El vestíbulo es inmenso. Paredes blancas. Impolutas. Suelos de madera recién barnizados. Luego se abren pasillos y estancias. Muchas habitaciones, salones. Ventanas a la calle principal. También al otro lado del edificio, a la calle Monte Esquinza. Recorro las piezas en estado de trance. Arropado por las voces que no me dicen nada. Cada cuarto blanco, con ventanas a las calles. Los pasillos entrecruzados. La antigua zona de servicio. Los baños que fueron celdas de tortura. El agujero del agua. Agujero. Agua. El salón del fondo se asoma al patio interior. Un gran patio. Pido abrir la ventana. Se abre y miro hacia fuera. El patio cubierto, una pérgola en buen estado.
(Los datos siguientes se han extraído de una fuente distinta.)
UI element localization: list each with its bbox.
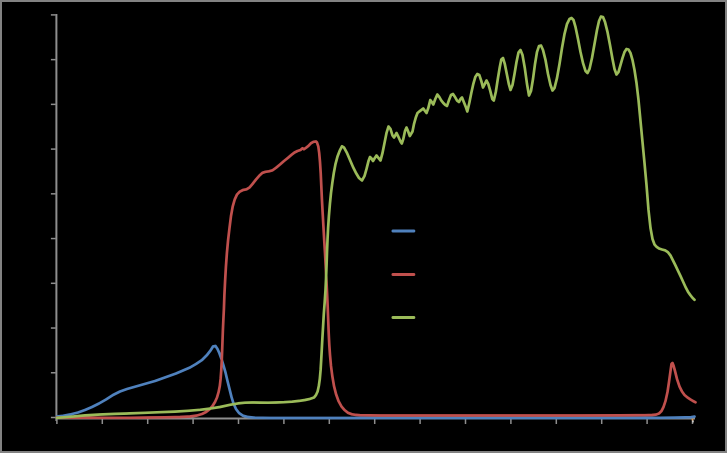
legend	[391, 229, 416, 319]
stray-marker-pixels	[691, 418, 694, 423]
legend-swatch-series-1	[391, 229, 416, 233]
series-line-series-1	[55, 344, 696, 420]
y-axis-ticks	[50, 14, 56, 419]
x-axis-ticks	[56, 419, 694, 424]
series-line-series-2	[55, 140, 697, 420]
data-series	[55, 15, 697, 420]
legend-swatch-series-2	[391, 273, 416, 276]
marker-silver	[692, 420, 694, 423]
legend-swatch-series-3	[391, 316, 416, 319]
series-line-series-3	[55, 15, 696, 420]
marker-orange	[691, 418, 694, 421]
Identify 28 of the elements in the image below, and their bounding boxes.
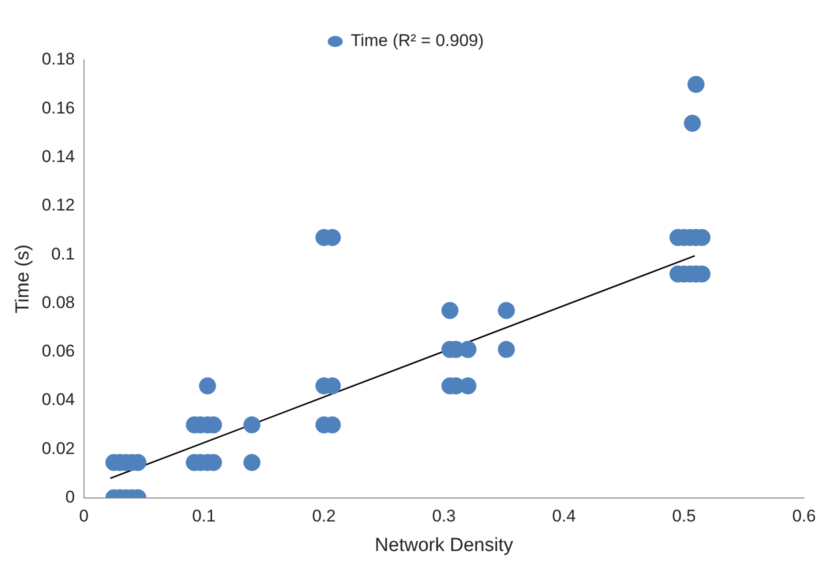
y-tick-label: 0.04 xyxy=(42,390,75,410)
point xyxy=(199,377,216,394)
point xyxy=(498,302,515,320)
x-tick-label: 0.6 xyxy=(792,506,816,526)
point xyxy=(498,340,515,358)
y-tick-label: 0.02 xyxy=(42,438,75,458)
y-tick-label: 0.14 xyxy=(42,146,75,166)
x-tick-label: 0.2 xyxy=(312,506,336,526)
x-tick-label: 0.4 xyxy=(552,506,576,526)
y-tick-label: 0.18 xyxy=(42,50,75,69)
y-tick-label: 0 xyxy=(65,487,75,506)
y-tick-label: 0.08 xyxy=(42,292,75,312)
point xyxy=(243,454,260,472)
point xyxy=(687,76,704,93)
x-tick-label: 0 xyxy=(79,506,89,526)
point xyxy=(441,302,458,320)
x-tick-label: 0.5 xyxy=(672,506,696,526)
x-tick-label: 0.3 xyxy=(432,506,456,526)
y-tick-label: 0.12 xyxy=(42,196,75,215)
legend-label: Time (R² = 0.909) xyxy=(350,31,484,50)
x-tick-label: 0.1 xyxy=(192,506,216,526)
point xyxy=(243,416,260,434)
y-tick-label: 0.06 xyxy=(42,342,75,361)
y-tick-label: 0.1 xyxy=(51,244,75,264)
point xyxy=(684,114,701,132)
y-axis-title: Time (s) xyxy=(12,244,34,314)
y-tick-label: 0.16 xyxy=(42,98,75,118)
x-axis-title: Network Density xyxy=(374,534,514,556)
Regreso a un tiempo que no existe, a julio de 1939. Presencio cómo el doctor González Recatero, aquel joven amigo de mi padre, les dice con desprecio a sus carceleros: «No vais a seguir jugando conmigo». Y se tira en un gesto lento por la ventana de ese patio que yo ahora contemplo. Aplasta su cuerpo. Rompe el techo de aquella pérgola. Muere. Manda su ser hasta la nada. ¿Quién lo salva? Él se salva.
Cierran la ventana. Cuando saco el móvil para hacer fotos me dicen que no. Fotos no. Que su inmobiliaria me enviará. Vuelvo a internarme por cada estancia, seguido constantemente por ellos. Van conmigo. No me acompañan, me hostigan. Saco un metro y un cuaderno de mi bolso. Con amabilidad les comento que quiero medir. Apuntar algunas cosas. Entienden. Se quedan en uno de los salones centrales. Yo me aventuro solo por el piso.
Busco en mi móvil el anuncio. Calle Almagro, 36. Edificio exclusivo de oficinas en zona noble. Oficina muy luminosa. Superficie recién acondicionada. Ascensores. Conserje. Agua caliente. Aseos. Vistas privilegiadas. Luz natural. Techos altos. Calefacción. Aire acondicionado frío/calor. Transporte público. Estación de metro. Parada de autobús.
Mastico cada palabra y observo alrededor en la encrucijada de un pasillo blanco. Veo al menos dos habitaciones abiertas a mi mirada. Un baño de azulejos blancos y suelos en damero blanco y negro. Todo bien conservado. Reformado. Lo viejo parece nuevo.
Veo los cuerpos. Cuerpos. Cuerpos. Veo los cuerpos amontonados en los tres salones y en el vestíbulo. Las habitaciones como calabozos. Las otras estancias como salas de interrogatorio. Veo las cadenas que cuelgan de los radiadores de hierro con las que sujetan a la gente. Los cubos dispuestos junto a los váteres.